Generalizing to Evolving Domains with Latent Structure-Aware Sequential Autoencoder
This addresses domain generalization for evolving domains, such as in self-driving cars or sensor systems, but is incremental as it builds on existing techniques for stationary environments.
The paper tackles the problem of domain generalization in non-stationary environments with continuously evolving domain drift, proposing a Latent Structure-aware Sequential Autoencoder (LSSAE) that identifies covariate and concept shifts, and shows superior performance on synthetic and real-world datasets.

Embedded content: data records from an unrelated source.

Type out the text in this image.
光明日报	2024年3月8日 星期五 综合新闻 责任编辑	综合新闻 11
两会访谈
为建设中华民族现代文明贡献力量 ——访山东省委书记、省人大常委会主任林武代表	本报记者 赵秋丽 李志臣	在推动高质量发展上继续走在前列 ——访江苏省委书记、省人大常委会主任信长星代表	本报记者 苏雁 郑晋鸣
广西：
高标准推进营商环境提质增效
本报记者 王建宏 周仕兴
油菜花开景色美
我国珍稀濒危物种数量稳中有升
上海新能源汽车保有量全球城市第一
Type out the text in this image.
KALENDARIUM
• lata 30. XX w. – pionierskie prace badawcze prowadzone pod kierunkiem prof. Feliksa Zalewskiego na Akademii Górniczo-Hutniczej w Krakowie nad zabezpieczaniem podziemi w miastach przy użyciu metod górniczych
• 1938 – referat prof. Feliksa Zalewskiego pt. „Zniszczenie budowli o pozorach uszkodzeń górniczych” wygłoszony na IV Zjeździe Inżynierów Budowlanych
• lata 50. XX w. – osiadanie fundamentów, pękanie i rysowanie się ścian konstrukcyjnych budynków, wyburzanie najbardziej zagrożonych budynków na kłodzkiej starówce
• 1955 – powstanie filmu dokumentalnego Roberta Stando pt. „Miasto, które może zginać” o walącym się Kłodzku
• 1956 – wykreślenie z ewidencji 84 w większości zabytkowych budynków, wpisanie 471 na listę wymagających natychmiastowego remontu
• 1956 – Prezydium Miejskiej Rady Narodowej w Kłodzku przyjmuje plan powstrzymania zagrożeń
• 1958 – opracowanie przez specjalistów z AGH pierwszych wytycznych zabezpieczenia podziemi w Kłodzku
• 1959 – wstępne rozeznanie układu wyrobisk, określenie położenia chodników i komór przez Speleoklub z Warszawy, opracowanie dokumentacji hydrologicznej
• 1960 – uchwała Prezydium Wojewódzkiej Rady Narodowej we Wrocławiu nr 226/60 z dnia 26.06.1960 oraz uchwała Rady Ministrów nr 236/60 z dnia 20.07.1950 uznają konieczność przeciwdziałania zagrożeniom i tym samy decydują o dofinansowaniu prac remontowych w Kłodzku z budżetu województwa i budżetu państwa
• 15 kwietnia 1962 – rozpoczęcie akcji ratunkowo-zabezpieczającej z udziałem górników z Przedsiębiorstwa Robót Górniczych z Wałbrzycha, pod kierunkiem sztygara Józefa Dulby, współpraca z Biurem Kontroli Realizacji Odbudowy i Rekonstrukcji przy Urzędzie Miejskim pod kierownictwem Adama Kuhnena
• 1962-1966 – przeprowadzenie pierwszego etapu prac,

Domain generalization aims to improve the generalization capability of machine learning systems to out-of-distribution (OOD) data. Existing domain generalization techniques embark upon stationary and discrete environments to tackle the generalization issue caused by OOD data. However, many real-world tasks in non-stationary environments (e.g. self-driven car system, sensor measures) involve more complex and continuously evolving domain drift, which raises new challenges for the problem of domain generalization. In this paper, we formulate the aforementioned setting as the problem of evolving domain generalization. Specifically, we propose to introduce a probabilistic framework called Latent Structure-aware Sequential Autoencoder (LSSAE) to tackle the problem of evolving domain generalization via exploring the underlying continuous structure in the latent space of deep neural networks, where we aim to identify two major factors namely covariate shift and concept shift accounting for distribution shift in non-stationary environments. Experimental results on both synthetic and real-world datasets show that LSSAE can lead to superior performances based on the evolving domain generalization setting.